Göttinger Predigten im Internet
hg. von U. Nembach

20. Sonntag nach Trinitatis, 24. Oktober 2004
Predigt über
1. Thessalonicher 4, 1-8, verfaßt von Jürgen Berghaus
(-> zu den aktuellen Predigten / www.predigten.uni-goettingen.de)


Liebe Gemeinde!

Ich war´s nicht, ehrlich! Ich habe diese kantigen Paulusworte nicht als Predigttext ausgesucht. Sie sind halt vorgeschlagen für den heutigen Sonntag. Und wer sich immer nur die angenehmen Bibeltexte heraussucht, der nimmt die Heilige Schrift in der Vielfalt und Unterschiedlichkeit ihrer Äußerungen nicht wirklich ernst.

Ja, der Wochenspruch, über den ließe sich leichter predigen : „Es ist dir gesagt, Mensch, was gut ist und was der HERR von dir fordert: nämlich Gottes Wort halten und Liebe üben und demütig sein vor deinem Gott.“ Ein Satz des Propheten Micha, wie geschaffen zum Eintrag in ein Poesiealbum. Dabei geht es auch hier um Forderungen Gottes an uns Menschen – aber sie sind allgemeiner gehalten, so daß sich viele darin wiederfinden können, wenigstens im Prinzip.

Wenn man dann allerdings nach den Konkretionen fragt: Wie es denn im Alltag funktioniert, Gottes Wort zu halten, Liebe zu üben und in Demut vor Gott zu leben – dann sehe ich schon die ersten Stirnen in Falten gelegt. Und eigentlich enthält der schroffe Anfang „Es ist dir gesagt …“ weit mehr als eine unverbindliche Einladung - und will im Grunde als Protestwort verstanden werden gegen all jene, die sich überhaupt nicht darum kümmern, was gut ist und welche Lebensgestaltung Gott von uns erwartet.

Also fassen wir uns ein Herz und geben wir Paulus noch eine Chance! Gewiß darf ein gewisser Ärger dabei nicht verschwiegen werden, aber es gibt auch durchaus erfreuliche Seiten an unserem Predigttext, dessen Schwergewicht auf die Heiligung zielt. Unter diesen drei Aspekten möchte ich nun 1Thess 4 genauer betrachten.

1.) Was mich an Paulus ärgert

„Liebe Brüder“ lautet die Anrede zu Beginn. Und genau so ist sie auch tatsächlich gemeint. An vielen Stellen in der Bibel darf man durchaus die „Schwestern“ ergänzen, weil sie dort eigentlich mit angesprochen werden. Hier aber nicht. Der Mann Paulus redet ganz offensichtlich zu einer reinen Männerrunde: Die Herren schwätzen über Frauen und über Geschäfte. So etwas könnte heutzutage am Thresen in der Eckkneipe passieren – so reden Männer halt, wenn sie unter ihresgleichen sind.

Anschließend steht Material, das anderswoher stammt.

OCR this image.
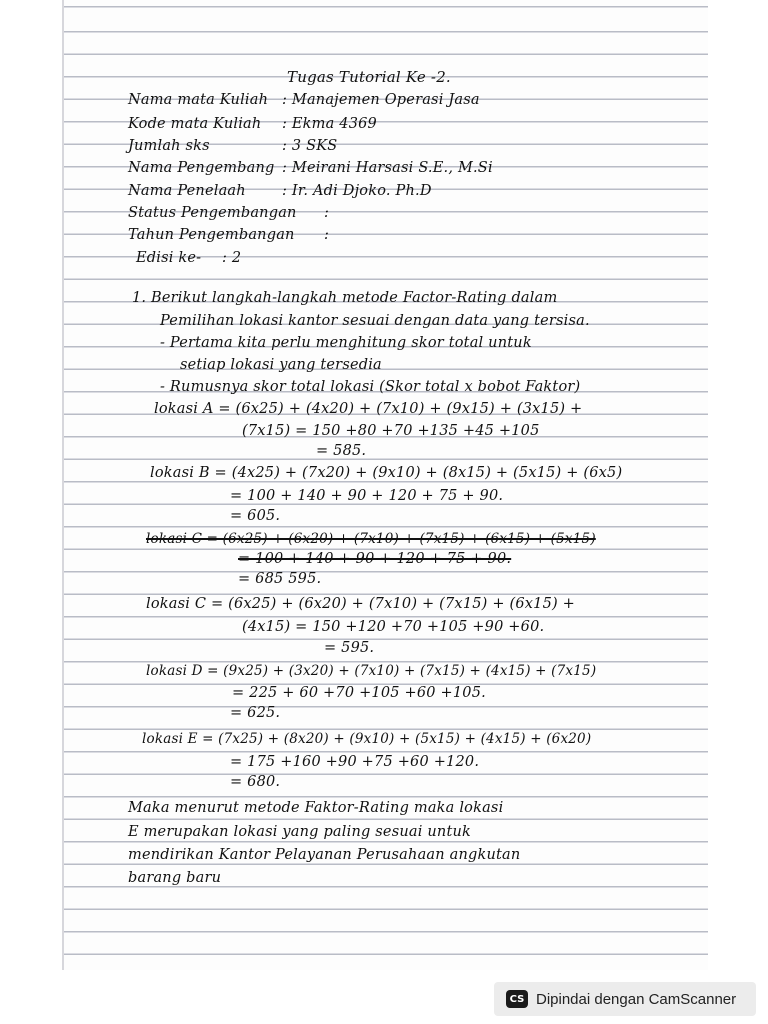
Tugas Tutorial Ke -2.
Nama mata Kuliah : Manajemen Operasi Jasa
Kode mata Kuliah : Ekma 4369
Jumlah sks	: 3 SKS
Nama Pengembang : Meirani Harsasi S.E., M.Si
Nama Penelaah : Ir. Adi Djoko. Ph.D
Status Pengembangan :
Tahun Pengembangan :
Edisi ke- : 2
1. Berikut langkah-langkah metode Factor-Rating dalam
Pemilihan lokasi kantor sesuai dengan data yang tersisa.
- Pertama kita perlu menghitung skor total untuk
setiap lokasi yang tersedia
- Rumusnya skor total lokasi (Skor total x bobot Faktor)
lokasi A = (6x25) + (4x20) + (7x10) + (9x15) + (3x15) +
(7x15) = 150 +80 +70 +135 +45 +105
= 585.
lokasi B = (4x25) + (7x20) + (9x10) + (8x15) + (5x15) + (6x5)
= 100 + 140 + 90 + 120 + 75 + 90.
= 605.
lokasi C = (6x25) + (6x20) + (7x10) + (7x15) + (6x15) + (5x15)
= 100 + 140 + 90 + 120 + 75 + 90.
= 685 595.
lokasi C = (6x25) + (6x20) + (7x10) + (7x15) + (6x15) +
(4x15) = 150 +120 +70 +105 +90 +60.
= 595.
lokasi D = (9x25) + (3x20) + (7x10) + (7x15) + (4x15) + (7x15)
= 225 + 60 +70 +105 +60 +105.
= 625.
lokasi E = (7x25) + (8x20) + (9x10) + (5x15) + (4x15) + (6x20)
= 175 +160 +90 +75 +60 +120.
= 680.
Maka menurut metode Faktor-Rating maka lokasi
E merupakan lokasi yang paling sesuai untuk
mendirikan Kantor Pelayanan Perusahaan angkutan
barang baru
CS Dipindai dengan CamScanner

An einer Stelle wird es dann allerdings ziemlich peinlich. „Jeder von euch suche seine eigene Frau zu gewinnen“, hat Martin Luther übersetzt. Nett von ihm. Ist auch sinngemäß richtig. Aber im Griechischen steht da ein Wort mit der Grundbedeutung „Körper / Gefäß“. Und eine Frau bloß als Körper oder gar als Gefäß zu bezeichnen, das ist nicht nur unverschämt, sondern in übelster Weise menschenverachtend. Bei den Männern am Thresen mag man das ja noch hinnehmen; aber wenn ein Apostel seiner Gemeinde schreibt, dürfte man vielleicht doch etwas mehr Feingefühl erwarten.

Zur christlichen Gemeinde gehören Männer und Frauen gleichermaßen. Nicht, weil die Männer das dem anderen Geschlecht in gnädiger Herablassung erlauben würden. Sondern weil GOTT den Menschen zu seinem Bilde geschaffen hat – und zwar als Mann und Frau. Immer wieder und auch heute noch neigen Männer dazu, sich vorzudrängeln in der Öffentlichkeit, während sich die Frau um die Kinder kümmert oder Haushalt und Garten in Ordnung hält. Es ist gut, daß dieses offensichtliche oder stillschweigende Patriarchat in unseren Breiten mehr und mehr von gleichberechtigten Formen des Miteinanders abgelöst wird. Denn wo Mann und Frau gemeinsam eine Sache anpacken, kommt oft viel mehr dabei heraus.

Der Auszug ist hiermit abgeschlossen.